Gelin bunları beraberce, detaylara bakarak konuşalım.
 
Bir kere konu ne kadar Çukur ve Yamaç hikayesini anlatsa da aslında olayın baş aktörü ve kurgusu tamamen İdrisin geçmişi dolayısıyla Vartolu üzerinden şekilleniyor. Vartolunun Çukura gelmesi ile başlayan macera, Vartolunun  hamleleri ile genişliyor. Sonuçta hikayenin konusu Vartolu ve onun gizemli geçmişi üzerinden belirleniyor. 
Yani demem odur ki aslında Vartolu, yardımcı karakter değil, bir başroldür.
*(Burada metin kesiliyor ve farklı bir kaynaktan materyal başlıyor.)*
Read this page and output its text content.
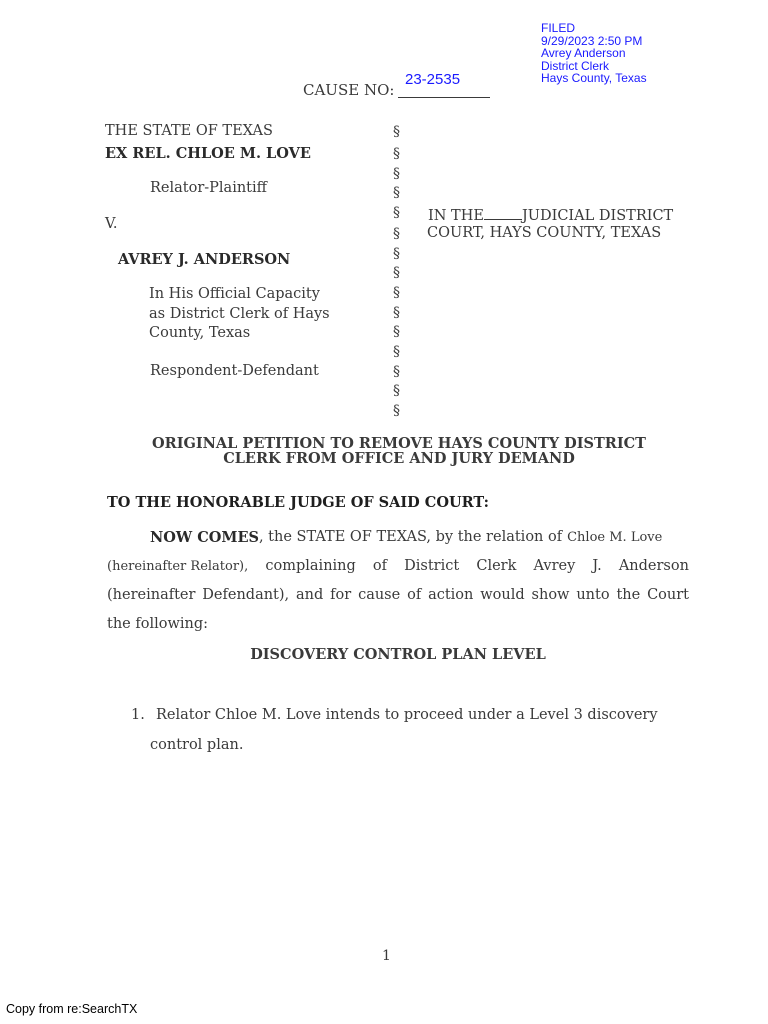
FILED
9/29/2023 2:50 PM
Avrey Anderson
District Clerk
Hays County, Texas
CAUSE NO:
23-2535
THE STATE OF TEXAS
EX REL. CHLOE M. LOVE
Relator-Plaintiff
V.
AVREY J. ANDERSON
In His Official Capacity
as District Clerk of Hays
County, Texas
Respondent-Defendant
§
§
§
§
§
§
§
§
§
§
§
§
§
§
§
IN THE	JUDICIAL DISTRICT
COURT, HAYS COUNTY, TEXAS
ORIGINAL PETITION TO REMOVE HAYS COUNTY DISTRICT
CLERK FROM OFFICE AND JURY DEMAND
TO THE HONORABLE JUDGE OF SAID COURT:
NOW COMES , the STATE OF TEXAS, by the relation of Chloe M. Love
(hereinafter Relator), complaining of District Clerk Avrey J. Anderson
(hereinafter Defendant), and for cause of action would show unto the Court
the following:
DISCOVERY CONTROL PLAN LEVEL
1. Relator Chloe M. Love intends to proceed under a Level 3 discovery
control plan.
1
Copy from re:SearchTX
Ayrıca geçmişinde çektiği acılarla ve tertemiz Sadiş aşkıyla herkesin sevgisini kazandığı da bir gerçek. Bize insanların göründükleri gibi olmadığını, durum ve şartların insanı, bazı kalıpların içerisine soktuğunu anlatıyor.
İnsanların kolayı değil, zoru sevdiği gerçeğinden yola çıkarak, aşkı imkansıza dönüştürüp, platonik yaşaması, belki de aşkın en saf ve en güzel halidir.

Eskilerin bir deyişi vardır:
Kavuşunca vuslat olur. Kavuşamazsan aşk.

Öyle ya, aşk dediğimiz aslında insanın duyguları ve hayalleri değil midir? Hangi gerçek hayallerden daha güzel olabilir ki? Herkes sever sevmesine de, sevdiğinden hiç bir karşılık görmeden sevebilen değil midir gerçekten sevebilen?

Aşık Veysel dediği gibi: 
Güzelliğin on para etmez. Bu bendeki aşk olmasa...

Vartolu dizide neredeyse herşeyi gerçek gibi yaşıyor. Gerçekten seviyor. Gerçekten ağlıyor. Gerçek bir acısı var. Onu yaşıyor ve yaşatıyor. Bu acılara ve acımasız dünyaya karşı muziplik ve şakalarıyla karşı koymaya çalışıyor. Aslında sevmediği bu hayatı yaşamaya zorlandığını, annesinin mezarı başında, sen yokken bana çok kötülük ettiler, diyerek anlatmaya çalışıyor. Aslında bunların hepsini yaşayarak oynayabilen oyuncu, Erkan Kolçak Köstendil. Kendisini tebrik ediyoruz. Yakaladığı bu güzel havayı ve oyunculuğunu gösterme fırsatını daha güzel yerlere taşımasını diliyoruz.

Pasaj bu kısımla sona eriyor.